Dalla Sea-Watch alla Siria, la forza dei Popoli
«La cosa che più ci ha colpito sono stati i loro sguardi: ogni giorno passavano dalla speranza alla delusione, la speranza di poter sbarcare, ma poi subito la delusione, appena veniva comunicato che − ancora una volta − nessun Paese europeo era disposto ad accoglierli».
Nadia Kailouli e Jonas Schreijäg sono i due autori del documentario girato a bordo della Sea-Watch 3 quest’estate, nei lunghi giorni in attesa del permesso di attraccare con il carico di 53 migranti salvati in mare. Il film è uno degli eventi della 60esima edizione del Festival dei Popoli, in corso a Firenze fino al 9 novembre. Evento cruciale, in un momento in cui in Italia il governo è cambiato ma ancora sulle politiche di immigrazione la posizione non è definita.
Nadia ha 36 anni, ha iniziato in televisione come presentatrice, per poi dedicarsi al giornalismo d’inchiesta. Jonas è un freelance trentenne, che si dedica a sua volta a programmi di investigazione e documentari. Insieme, sono saliti sulla Sea-Watch 3 e ne hanno documentato il viaggio. Lo hanno fatto perché «il contesto politico per le organizzazioni di soccorso oggi è molto più ostile rispetto ad anni fa e nello stesso tempo in mare la gente sta morendo. Così, come giornalisti abbiamo sentito la necessità di affrontare l’argomento e abbiamo deciso di imbarcarci a inizio giugno».
La missione che documenta Sea-Watch 3 è quella capitanata da Carola Rackete. «Com’è Carola? Abbiamo passato tre settimane insieme a bordo e abbiamo conosciuto una donna molto concentrata e solitaria. Da fuori, dava la sensazione che nulla potesse distoglierla dal raggiungere l’obiettivo che si era prefissa, questo anche nelle situazioni più difficili e tese, come quando la polizia è più volte salita a bordo in piena notte», spiegano i due registi. Ma il focus del film non è la capitana: sono uomini, donne e bambini che hanno affrontato il mare e la morte nella speranza di un futuro. «Noi pensiamo che il nostro film», spiegano Nadia e Jonas, «sia davvero in grado di avvicinare lo spettatore il più possibile agli eventi. E dare finalmente voce a chi dovrebbe essere al centro di questo dibattito: i rifugiati che sono fuggiti dagli orrori raccapriccianti della Libia».

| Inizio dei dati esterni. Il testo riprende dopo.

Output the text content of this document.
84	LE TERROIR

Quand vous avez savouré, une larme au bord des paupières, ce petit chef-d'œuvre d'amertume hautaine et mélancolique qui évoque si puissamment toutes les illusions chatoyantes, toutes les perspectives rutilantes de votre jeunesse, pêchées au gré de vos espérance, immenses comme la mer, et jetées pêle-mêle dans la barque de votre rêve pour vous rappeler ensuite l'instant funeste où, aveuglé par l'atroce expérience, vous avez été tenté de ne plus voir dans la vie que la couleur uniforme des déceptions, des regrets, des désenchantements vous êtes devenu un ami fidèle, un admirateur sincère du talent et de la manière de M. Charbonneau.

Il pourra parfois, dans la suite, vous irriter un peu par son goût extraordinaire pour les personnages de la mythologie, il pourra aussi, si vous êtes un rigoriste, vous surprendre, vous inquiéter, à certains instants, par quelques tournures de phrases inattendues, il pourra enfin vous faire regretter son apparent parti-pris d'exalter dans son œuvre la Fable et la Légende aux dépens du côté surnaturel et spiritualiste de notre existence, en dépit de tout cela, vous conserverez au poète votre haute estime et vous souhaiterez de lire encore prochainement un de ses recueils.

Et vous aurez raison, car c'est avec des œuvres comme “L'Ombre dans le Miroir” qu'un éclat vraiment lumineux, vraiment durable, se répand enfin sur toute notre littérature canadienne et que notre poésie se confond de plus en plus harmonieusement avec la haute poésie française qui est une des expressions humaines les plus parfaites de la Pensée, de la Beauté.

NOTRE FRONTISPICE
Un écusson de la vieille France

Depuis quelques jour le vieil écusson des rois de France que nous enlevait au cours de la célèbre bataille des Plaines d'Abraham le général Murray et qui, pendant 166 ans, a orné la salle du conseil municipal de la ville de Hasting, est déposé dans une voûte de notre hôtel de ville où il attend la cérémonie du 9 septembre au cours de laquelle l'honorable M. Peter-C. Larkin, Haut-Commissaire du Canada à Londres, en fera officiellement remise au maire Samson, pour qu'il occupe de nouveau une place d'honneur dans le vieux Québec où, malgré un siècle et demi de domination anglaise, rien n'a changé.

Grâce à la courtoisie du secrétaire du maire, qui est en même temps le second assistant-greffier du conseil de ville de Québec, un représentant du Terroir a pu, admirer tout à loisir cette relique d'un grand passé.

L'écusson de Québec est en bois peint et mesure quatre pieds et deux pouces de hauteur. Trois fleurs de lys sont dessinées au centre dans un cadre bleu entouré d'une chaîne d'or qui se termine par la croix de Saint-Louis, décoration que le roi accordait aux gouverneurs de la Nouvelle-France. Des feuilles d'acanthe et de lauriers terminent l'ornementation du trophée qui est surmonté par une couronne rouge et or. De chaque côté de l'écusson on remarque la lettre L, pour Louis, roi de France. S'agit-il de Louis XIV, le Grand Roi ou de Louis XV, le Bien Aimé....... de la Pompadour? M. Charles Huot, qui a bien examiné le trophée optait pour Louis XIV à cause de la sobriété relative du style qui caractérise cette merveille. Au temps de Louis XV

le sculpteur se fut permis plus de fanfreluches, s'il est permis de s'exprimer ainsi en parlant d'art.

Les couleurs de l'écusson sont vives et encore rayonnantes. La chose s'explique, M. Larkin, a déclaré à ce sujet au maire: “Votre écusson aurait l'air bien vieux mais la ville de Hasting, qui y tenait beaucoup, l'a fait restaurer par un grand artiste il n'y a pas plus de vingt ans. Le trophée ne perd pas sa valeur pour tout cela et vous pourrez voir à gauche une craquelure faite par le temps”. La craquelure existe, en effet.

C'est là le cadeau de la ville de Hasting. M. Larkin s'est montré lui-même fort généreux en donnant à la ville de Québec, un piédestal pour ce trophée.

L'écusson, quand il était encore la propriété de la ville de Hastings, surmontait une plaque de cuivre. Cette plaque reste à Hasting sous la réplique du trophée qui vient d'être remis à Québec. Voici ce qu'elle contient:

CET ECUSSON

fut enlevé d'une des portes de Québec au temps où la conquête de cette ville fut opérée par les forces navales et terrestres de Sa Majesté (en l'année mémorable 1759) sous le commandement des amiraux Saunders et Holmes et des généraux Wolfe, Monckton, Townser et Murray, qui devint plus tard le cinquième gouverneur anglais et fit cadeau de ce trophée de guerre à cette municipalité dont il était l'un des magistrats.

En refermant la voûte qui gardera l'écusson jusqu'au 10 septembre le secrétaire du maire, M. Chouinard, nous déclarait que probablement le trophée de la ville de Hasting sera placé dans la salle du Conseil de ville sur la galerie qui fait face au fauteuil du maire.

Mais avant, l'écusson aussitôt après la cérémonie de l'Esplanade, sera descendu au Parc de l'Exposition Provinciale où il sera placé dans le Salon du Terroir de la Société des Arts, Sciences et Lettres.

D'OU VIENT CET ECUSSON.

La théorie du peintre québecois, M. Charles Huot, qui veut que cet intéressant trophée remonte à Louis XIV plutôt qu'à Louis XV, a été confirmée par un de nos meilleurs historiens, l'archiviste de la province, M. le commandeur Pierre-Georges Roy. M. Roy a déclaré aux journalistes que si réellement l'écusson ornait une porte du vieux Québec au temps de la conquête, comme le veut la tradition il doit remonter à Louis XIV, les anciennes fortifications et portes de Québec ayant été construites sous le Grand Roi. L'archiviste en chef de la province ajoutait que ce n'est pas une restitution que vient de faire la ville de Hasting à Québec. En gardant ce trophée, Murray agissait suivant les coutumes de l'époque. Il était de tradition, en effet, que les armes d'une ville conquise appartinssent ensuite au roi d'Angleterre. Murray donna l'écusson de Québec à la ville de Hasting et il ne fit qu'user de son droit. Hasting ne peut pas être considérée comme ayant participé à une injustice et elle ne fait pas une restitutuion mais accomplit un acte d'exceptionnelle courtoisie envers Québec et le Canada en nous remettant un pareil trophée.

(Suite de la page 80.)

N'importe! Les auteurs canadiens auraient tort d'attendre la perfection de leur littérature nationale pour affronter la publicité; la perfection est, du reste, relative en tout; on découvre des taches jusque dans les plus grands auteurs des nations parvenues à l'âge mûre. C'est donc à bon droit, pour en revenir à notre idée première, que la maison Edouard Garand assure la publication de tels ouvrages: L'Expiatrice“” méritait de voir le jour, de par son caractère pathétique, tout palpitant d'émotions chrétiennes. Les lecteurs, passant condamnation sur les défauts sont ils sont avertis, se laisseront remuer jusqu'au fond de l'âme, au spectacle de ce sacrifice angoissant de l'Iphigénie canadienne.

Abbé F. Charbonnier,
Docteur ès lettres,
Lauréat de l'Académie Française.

Se Sea-Watch 3 commuove (in Germania, dicono i registi, molti spettatori «si sono emozionati, indipendentemente da ciò che alla fine ne pensano»), non è però l’unico documentario del Festival dei Popoli che ha il coraggio di mostrare da vicino gli orrori del mondo contemporaneo. Il 7 novembre viene proiettato The Cave, diretto da Feras Fayyad (regista che l’anno scorso è stato nominato all’Oscar per i documentario Last Men in Aleppo), una «memoria dal sottosuolo» che testimonia la vita e la morte nell’ospedale siriano di Ghouta, dove i medici lavorano in ambulatori e sale operatorie interamente sotterranee, per sopravvivere ai bombardamenti. Anche qui, come sulla Sea-Watch, è femminile il volto simbolo: la giovanissima direttrice dell’ospedale, che deve scontrarsi − oltre che con la mancanza di medicinali, il sovraffollamento e infinite difficoltà − anche con il pregiudizio legato al suo essere donna che lavora.
A fronte delle «eroine», ci sono le vittime: dalle ragazze peruviane costrette a prostituirsi in By the Name of Tania alle vittime di una violenza raccontata in prima persona in That Which Does not Kill. Ma c’è anche, in questa sessantesima edizione diretta da Alberto Lastrucci, una prevalenza di registe: nel concorso, donne battono uomini 11 a 10.
Quanto ai temi affrontati nei film, non tutti naturalmente sono drammatici. E così, fra gli eventi speciali, è stato scelto Celebration, dedicato agli ultimi anni di Yves Saint Laurent, ed è stato presentato Cunningham 3D, in occasione del centenario della nascita del famoso coreografo americano. Infine, trattandosi di un anniversario importante − i 60 anni − il festival ha voluto ricordare i «gioielli» del proprio passato. Nella sezione Diamonds Are Forever sono così stati ripresi alcuni dei documentarim più importanti presentati nelle scorse edizioni e filmati da registi come Jean-Luc Godard, Chantal Akerman, Joris Ivens.